At present, he is also a noted after-dinner speaker and in 1997 was a high profile campaigner on behalf of the unsuccessful Think Twice campaign which supported a double-no vote in the Scottish devolution referendum.
In 2006 he was a defence counsel in the trial of Mohammed Atif Siddique, which saw the youth sentenced to eight years' imprisonment for collecting and sharing online information about terrorists. Donald Findlay successfully appealed this conviction in January 2010. In April 2010 following an eight week trial he secured the acquittal of the English solicitor Marshall Ronald in the infamous Da Vinci recovery trial.

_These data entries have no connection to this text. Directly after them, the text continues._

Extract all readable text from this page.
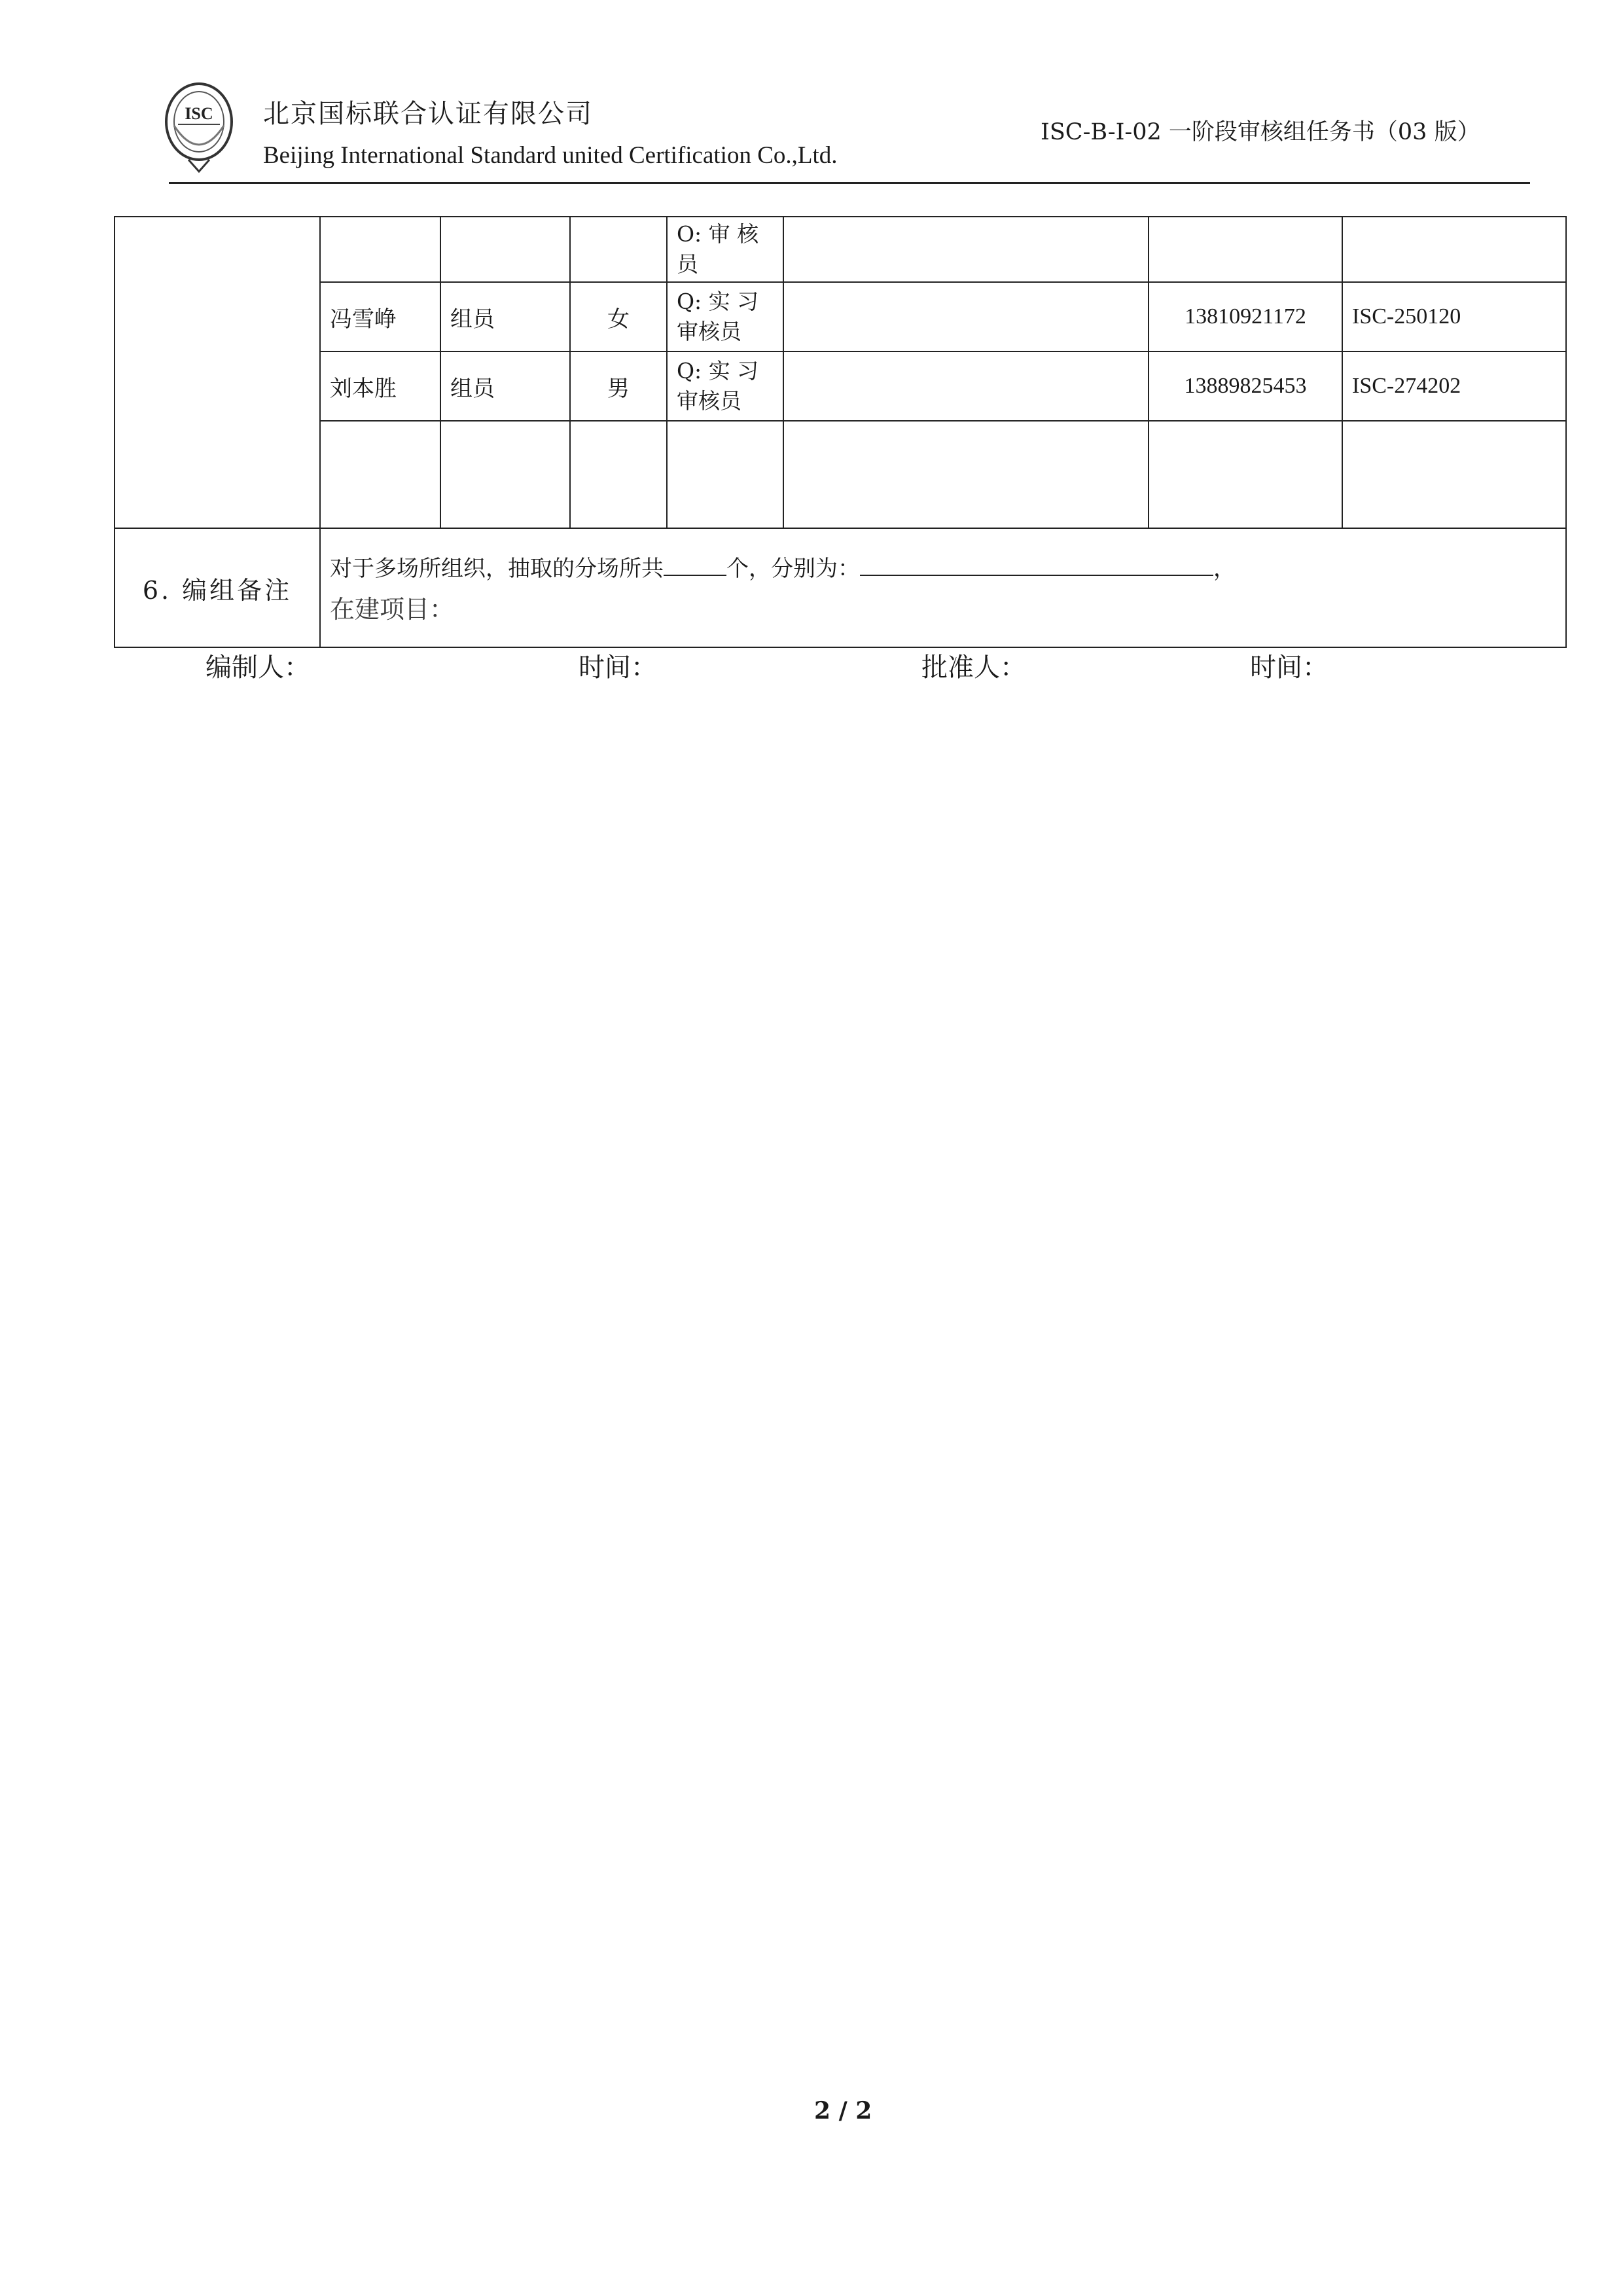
ISC 北京国标联合认证有限公司
Beijing International Standard united Certification Co.,Ltd.
ISC-B-I-02 一阶段审核组任务书（03 版）
				O: 审 核 员			
	冯雪峥	组员	女	Q: 实 习 审核员		13810921172	ISC-250120
	刘本胜	组员	男	Q: 实 习 审核员		13889825453	ISC-274202

6. 编组备注	对于多场所组织，抽取的分场所共 个，分别为： ，
在建项目：						
编制人：	时间：	批准人：	时间：
2 / 2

Glasgow based newspaper Daily Record reported that Donald Findlay was one of the highest paid lawyers in 2007, earning £350,000 from his high profile cases.
In June 2010 Findlay was elected chairman of the Faculty of Advocates Criminal Bar Association.
He also owned a Rangers supporter's bar in Singapore named " The Sportsman" later sold in 2011 but may still have some shares in the company, where his photo still hangs on the wall warning customers that no credit is given.